Szotgan: BoxBoy!
„Szotgan” to mój mały dzienniczek zaliczanych po godzinach pozycji. Człowiek mógłby zwariować, gdyby grał tylko pod pracę. Jeden tytuł, jeden akapit, jedna opinia. I BoxBoy! – dzisiaj – pod nożem.

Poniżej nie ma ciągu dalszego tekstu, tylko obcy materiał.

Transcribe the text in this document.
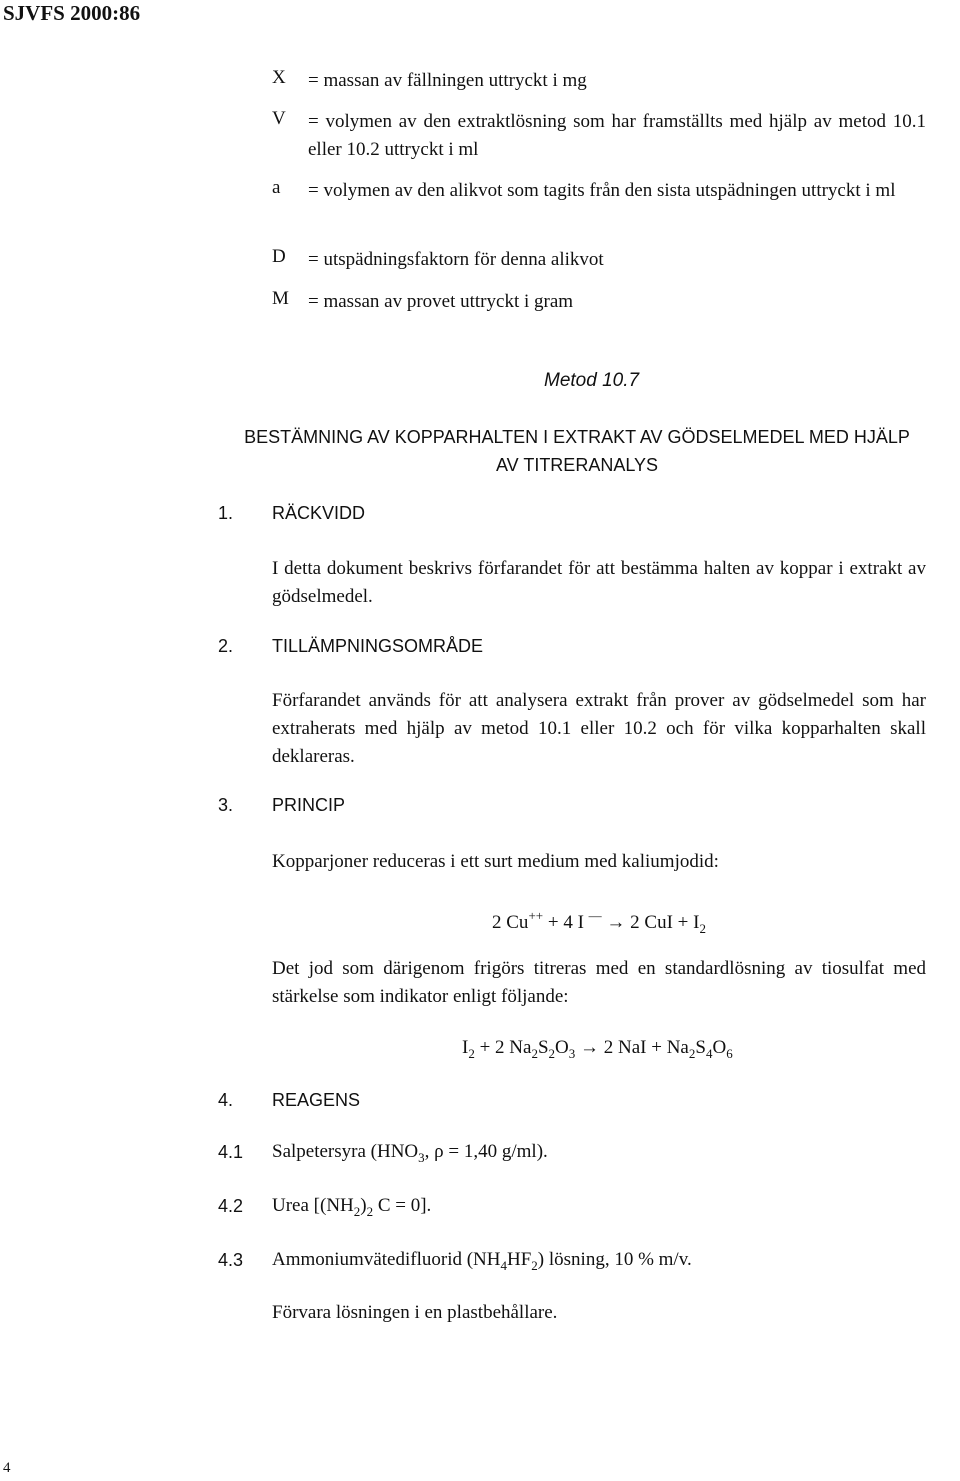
SJVFS 2000:86
X = massan av fällningen uttryckt i mg
V = volymen av den extraktlösning som har framställts med hjälp av metod 10.1 eller 10.2 uttryckt i ml
a = volymen av den alikvot som tagits från den sista utspädningen uttryckt i ml
D = utspädningsfaktorn för denna alikvot
M = massan av provet uttryckt i gram
Metod 10.7
BESTÄMNING AV KOPPARHALTEN I EXTRAKT AV GÖDSELMEDEL MED HJÄLP AV TITRERANALYS
1. RÄCKVIDD
I detta dokument beskrivs förfarandet för att bestämma halten av koppar i extrakt av gödselmedel.
2. TILLÄMPNINGSOMRÅDE
Förfarandet används för att analysera extrakt från prover av gödselmedel som har extraherats med hjälp av metod 10.1 eller 10.2 och för vilka kopparhalten skall deklareras.
3. PRINCIP
Kopparjoner reduceras i ett surt medium med kaliumjodid:
2 Cu++ + 4 I — → 2 CuI + $I_2$
Det jod som därigenom frigörs titreras med en standardlösning av tiosulfat med stärkelse som indikator enligt följande:
$I_2 + 2$ $Na_2S_2O_3 \to 2$ NaI + $Na_2S_4O_6$
4. REAGENS
4.1 Salpetersyra ($HNO_3$, ρ = 1,40 g/ml).
4.2 Urea [$(NH_2)_2$ C = 0].
4.3 Ammoniumvätedifluorid $(NH_4HF_2)$ lösning, 10 % m/v.
Förvara lösningen i en plastbehållare.
4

Rany, jaka ta gra potrafi być urocza. Gdzieś ktoś kiedyś powiedział, że tytuły logiczne największą frajdę sprawiają swoim twórcom. Taka masturbacja umysłu. Nie BoxBoy! - nowa maskotka HAL Laboratory przypomina mi pod tym względem Donkey Konga na klasycznego Game Boya (to nie jedyny przykład, ale pierwszy, który wpadł do głowy) (i nie, pod tytułem Donkey Kong nie kryje się port gry z automatów, to zmyłka). Jest grą logiczną, która EKSCYTUJE gracza, do samego końca. Nieszczególnie skomplikowana, zwyczajnie możliwa do samodzielnej rozkminy. Do tego porażająco kreatywna. Te osiem godzin, jakie zeszło mi na zaliczenie podstawowej przygody (dodajmy dwie na poziomy bonusowe) to high quality time - byłem wdzięczny (naprawdę) developerom za to, że dali mi tak świeży tytuł. Gra ma także zajawkę na status ponadczasowego klasyka - jej oprawa nigdy się nie zestarzeje. Nie zdziwiłbym się, gdyby Cubby trafił do Super Smash Bros. na NX-ie. Jeżeli masz 3DS-a, zapisz sobie w notesiku BoxBoya jako priorytet najwyższej klasy. To równie kluczowa pozycja jak na przykład Super Mario Land 3D lub Xenoblade Chronicles. Trzeba!